Оставшись в одиночестве в пустой прихожей, Джилли задрожал. И снова в его сознание прокралась «Вирга», и послышалась сладкоголосая песнь моря и паруса.
* * *
Маледикт слышал, как открылась и закрылась входная дверь без объявления визитера, и понял, не выглядывая в окно, что приехал Янус. Только он позволял себе так своевольничать в доме Маледикта. Онемевший от ярости, он ждал, пока Янус явится к нему. На плечи Маледикту легли ладони — Янус развернул его и привлек к себе.
— Янус, — прошептал Маледикт.
Янус спрятал лицо под подбородком Маледикта.
— Прости меня, — проговорил он охрипшим от изнеможения голосом. — Прости, что я не смог завоевать ее руку. Прости, что медлил в нерешительности, вместо того, чтобы исполнить свой долг. Хотя, видят боги, я не сожалею, что она и ее мерзкий язык нашли равных себе.

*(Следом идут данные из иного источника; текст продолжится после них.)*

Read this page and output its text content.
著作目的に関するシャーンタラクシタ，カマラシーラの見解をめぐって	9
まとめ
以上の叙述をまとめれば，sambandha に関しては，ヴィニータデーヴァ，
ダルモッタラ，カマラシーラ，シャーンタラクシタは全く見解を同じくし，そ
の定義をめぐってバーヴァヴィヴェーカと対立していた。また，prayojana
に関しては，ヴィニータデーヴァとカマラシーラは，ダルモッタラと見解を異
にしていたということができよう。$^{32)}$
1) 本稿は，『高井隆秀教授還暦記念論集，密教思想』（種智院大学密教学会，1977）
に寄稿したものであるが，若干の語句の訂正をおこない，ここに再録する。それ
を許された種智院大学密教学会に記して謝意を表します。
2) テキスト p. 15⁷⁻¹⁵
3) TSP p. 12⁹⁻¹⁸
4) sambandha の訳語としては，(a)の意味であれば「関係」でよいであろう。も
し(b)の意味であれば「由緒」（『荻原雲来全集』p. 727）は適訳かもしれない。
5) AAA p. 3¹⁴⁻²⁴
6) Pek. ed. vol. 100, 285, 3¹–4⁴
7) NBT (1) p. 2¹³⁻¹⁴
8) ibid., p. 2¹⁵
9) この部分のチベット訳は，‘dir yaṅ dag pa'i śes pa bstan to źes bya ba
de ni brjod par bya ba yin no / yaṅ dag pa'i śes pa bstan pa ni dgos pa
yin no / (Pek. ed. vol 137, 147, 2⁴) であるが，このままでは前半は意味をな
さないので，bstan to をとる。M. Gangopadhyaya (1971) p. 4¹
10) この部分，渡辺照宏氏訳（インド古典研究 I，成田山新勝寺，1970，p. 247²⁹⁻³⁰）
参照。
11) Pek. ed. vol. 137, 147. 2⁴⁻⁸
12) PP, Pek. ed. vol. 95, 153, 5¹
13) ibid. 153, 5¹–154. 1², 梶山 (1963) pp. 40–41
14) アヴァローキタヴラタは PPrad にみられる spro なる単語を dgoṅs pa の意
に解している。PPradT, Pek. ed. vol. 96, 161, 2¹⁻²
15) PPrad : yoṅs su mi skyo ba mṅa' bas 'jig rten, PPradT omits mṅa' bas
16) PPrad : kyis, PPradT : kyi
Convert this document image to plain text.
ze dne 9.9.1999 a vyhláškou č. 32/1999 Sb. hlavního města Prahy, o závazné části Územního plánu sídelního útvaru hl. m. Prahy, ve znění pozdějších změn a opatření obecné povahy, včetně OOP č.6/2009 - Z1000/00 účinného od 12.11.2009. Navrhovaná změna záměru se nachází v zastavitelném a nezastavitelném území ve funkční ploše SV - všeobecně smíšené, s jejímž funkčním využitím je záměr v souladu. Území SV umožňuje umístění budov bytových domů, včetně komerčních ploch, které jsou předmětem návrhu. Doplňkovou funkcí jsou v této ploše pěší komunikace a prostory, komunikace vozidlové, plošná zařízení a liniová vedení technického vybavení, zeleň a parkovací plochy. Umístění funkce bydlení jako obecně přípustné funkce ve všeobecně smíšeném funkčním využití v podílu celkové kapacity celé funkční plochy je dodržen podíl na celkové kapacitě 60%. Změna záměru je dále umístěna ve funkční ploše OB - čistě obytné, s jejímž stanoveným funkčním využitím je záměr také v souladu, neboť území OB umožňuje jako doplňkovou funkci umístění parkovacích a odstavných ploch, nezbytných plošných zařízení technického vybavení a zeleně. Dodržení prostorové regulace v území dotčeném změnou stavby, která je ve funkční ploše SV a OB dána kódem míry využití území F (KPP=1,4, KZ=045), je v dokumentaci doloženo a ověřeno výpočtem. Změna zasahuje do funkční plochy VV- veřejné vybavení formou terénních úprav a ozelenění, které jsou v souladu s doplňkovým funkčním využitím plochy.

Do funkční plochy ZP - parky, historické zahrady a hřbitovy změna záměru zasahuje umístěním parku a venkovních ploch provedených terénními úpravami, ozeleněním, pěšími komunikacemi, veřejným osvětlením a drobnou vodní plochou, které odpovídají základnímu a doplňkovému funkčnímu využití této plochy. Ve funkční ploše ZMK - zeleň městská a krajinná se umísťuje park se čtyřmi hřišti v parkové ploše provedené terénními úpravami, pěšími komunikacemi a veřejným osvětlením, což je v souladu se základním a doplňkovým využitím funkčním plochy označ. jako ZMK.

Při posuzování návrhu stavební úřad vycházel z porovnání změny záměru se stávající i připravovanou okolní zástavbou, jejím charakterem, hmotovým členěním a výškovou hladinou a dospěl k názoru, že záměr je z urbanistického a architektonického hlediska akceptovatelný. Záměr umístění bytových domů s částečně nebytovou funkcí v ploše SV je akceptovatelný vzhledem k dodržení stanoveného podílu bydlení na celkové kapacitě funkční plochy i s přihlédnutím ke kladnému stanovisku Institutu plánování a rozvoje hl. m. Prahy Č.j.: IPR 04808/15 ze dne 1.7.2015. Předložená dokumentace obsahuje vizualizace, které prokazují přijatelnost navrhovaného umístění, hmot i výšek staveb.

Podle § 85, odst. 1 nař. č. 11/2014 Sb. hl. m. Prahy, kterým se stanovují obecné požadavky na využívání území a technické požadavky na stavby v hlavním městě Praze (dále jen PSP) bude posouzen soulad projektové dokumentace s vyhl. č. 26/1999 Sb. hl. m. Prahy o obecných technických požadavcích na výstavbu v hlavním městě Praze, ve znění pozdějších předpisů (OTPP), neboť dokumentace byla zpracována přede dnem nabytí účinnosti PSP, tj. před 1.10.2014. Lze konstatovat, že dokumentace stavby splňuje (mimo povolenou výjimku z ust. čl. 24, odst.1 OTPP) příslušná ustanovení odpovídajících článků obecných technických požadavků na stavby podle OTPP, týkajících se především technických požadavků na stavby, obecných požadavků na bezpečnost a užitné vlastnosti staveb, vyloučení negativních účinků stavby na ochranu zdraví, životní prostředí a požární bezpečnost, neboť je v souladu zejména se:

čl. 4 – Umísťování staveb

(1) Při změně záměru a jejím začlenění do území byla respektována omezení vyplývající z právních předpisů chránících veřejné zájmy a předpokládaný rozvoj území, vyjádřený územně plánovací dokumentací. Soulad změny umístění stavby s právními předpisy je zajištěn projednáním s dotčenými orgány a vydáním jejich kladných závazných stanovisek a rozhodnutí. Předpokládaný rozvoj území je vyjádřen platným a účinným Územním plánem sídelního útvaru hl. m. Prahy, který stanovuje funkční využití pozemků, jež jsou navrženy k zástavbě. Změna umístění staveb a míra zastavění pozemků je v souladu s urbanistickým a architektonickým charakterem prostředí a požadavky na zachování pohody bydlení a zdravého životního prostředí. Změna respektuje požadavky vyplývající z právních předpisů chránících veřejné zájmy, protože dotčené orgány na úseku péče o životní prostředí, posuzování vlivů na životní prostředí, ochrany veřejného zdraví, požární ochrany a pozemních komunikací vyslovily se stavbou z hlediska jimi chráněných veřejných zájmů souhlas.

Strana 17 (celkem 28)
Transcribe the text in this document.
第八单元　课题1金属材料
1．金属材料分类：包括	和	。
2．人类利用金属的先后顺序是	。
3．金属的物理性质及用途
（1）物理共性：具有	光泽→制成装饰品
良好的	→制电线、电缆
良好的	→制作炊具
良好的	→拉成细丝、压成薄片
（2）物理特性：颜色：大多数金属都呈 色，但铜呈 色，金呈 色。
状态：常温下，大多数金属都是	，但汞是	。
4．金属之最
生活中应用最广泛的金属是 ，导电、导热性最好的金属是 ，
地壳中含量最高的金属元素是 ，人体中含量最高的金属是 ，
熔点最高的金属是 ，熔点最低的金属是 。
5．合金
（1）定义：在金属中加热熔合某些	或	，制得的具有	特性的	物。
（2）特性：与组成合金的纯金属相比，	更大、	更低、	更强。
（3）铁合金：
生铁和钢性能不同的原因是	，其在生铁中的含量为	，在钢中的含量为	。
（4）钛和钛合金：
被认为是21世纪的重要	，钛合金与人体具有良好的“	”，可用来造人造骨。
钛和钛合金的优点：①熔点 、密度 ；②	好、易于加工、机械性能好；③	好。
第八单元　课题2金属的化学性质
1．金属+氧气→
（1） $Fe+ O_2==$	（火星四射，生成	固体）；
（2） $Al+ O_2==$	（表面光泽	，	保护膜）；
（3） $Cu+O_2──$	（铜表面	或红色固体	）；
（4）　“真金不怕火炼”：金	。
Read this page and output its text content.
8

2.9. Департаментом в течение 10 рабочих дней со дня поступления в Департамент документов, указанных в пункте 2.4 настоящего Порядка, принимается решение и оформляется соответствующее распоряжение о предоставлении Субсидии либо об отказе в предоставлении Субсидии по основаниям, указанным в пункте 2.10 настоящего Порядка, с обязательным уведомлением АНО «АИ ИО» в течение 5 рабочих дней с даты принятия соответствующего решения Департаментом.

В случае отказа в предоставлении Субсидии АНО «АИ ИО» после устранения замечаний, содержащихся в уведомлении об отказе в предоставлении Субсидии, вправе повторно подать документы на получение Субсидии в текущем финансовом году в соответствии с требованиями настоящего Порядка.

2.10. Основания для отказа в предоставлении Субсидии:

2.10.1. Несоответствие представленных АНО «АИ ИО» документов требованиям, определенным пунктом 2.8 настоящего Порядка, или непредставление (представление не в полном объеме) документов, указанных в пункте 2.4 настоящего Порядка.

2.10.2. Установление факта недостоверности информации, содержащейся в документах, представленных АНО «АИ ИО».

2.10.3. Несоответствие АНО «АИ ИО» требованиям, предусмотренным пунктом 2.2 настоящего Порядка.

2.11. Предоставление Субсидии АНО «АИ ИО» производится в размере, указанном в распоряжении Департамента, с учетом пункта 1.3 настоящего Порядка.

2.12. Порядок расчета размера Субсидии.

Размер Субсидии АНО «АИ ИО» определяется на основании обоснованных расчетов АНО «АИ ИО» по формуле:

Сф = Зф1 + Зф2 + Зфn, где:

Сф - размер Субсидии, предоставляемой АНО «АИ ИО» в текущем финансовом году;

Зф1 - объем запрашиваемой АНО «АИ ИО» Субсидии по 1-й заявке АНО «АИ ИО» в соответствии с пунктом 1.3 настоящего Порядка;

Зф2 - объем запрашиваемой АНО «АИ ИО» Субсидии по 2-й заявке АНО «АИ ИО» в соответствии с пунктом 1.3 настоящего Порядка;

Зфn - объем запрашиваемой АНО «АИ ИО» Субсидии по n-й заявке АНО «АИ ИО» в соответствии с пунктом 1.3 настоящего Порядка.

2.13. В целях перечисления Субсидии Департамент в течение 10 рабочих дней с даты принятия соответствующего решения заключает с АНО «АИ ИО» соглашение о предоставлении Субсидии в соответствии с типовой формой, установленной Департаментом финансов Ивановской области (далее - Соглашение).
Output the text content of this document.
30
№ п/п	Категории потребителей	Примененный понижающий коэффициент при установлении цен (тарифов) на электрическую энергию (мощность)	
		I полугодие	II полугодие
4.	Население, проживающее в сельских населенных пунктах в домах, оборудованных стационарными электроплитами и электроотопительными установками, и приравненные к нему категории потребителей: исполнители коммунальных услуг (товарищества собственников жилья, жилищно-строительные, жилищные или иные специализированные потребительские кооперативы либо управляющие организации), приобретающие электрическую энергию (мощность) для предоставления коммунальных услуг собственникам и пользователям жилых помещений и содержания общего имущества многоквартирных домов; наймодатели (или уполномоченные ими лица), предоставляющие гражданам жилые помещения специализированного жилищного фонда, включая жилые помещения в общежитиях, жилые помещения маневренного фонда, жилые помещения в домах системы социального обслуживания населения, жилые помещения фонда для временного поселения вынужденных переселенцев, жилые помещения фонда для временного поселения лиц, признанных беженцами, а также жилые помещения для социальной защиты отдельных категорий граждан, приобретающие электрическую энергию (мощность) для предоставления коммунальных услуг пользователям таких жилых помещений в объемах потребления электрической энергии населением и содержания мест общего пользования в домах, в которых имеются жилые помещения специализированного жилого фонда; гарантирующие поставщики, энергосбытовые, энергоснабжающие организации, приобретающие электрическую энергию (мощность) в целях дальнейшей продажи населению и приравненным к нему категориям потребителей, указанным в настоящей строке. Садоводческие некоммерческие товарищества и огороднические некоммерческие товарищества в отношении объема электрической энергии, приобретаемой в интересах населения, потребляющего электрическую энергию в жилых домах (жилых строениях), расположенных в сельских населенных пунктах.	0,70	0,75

— Теперь ты разрешишь мне разделаться с ним? — спросил Маледикт, поднимая глаза и встречаясь взглядом с Янусом. — Он что-то замышляет против нас, Янус. Он вскоре заточит тебя, запрет в Ластресте или городском особняке, где тебя будут стеречь и шпионить за каждым твоим шагом.
— Он уже и так это делает, — сказал Янус. — Ведь я тайком сбежал прямо со свадебной церемонии. А вот убить его? Без хорошо продуманного плана нечего и пытаться.
Маледикт шагнул, освобождаясь из теплого кольца объятий Януса.
— Мой клинок, его сердце. Какой еще мне нужен план? Предоставь мне свободу действий. Разве не я избавил нас от Критоса?
— Критос был негодяй и игрок. Постигшая его смерть не заслужила комментариев и даже не вызвала в обществе ни малейшего сочувствия. Нападение на Ласта, который редко покидает дворец или свой дом, — гораздо более трудная задача.
— Я хочу его смерти. Мне нужна его смерть. Кровь льется независимо от того, где человек обитает. Если все пойдет не так, если подозрение падет на нас и нас заклеймят как виновных, мы бросим идею с графским титулом. Обчистим его поместье и будем жить в Приисках, как короли.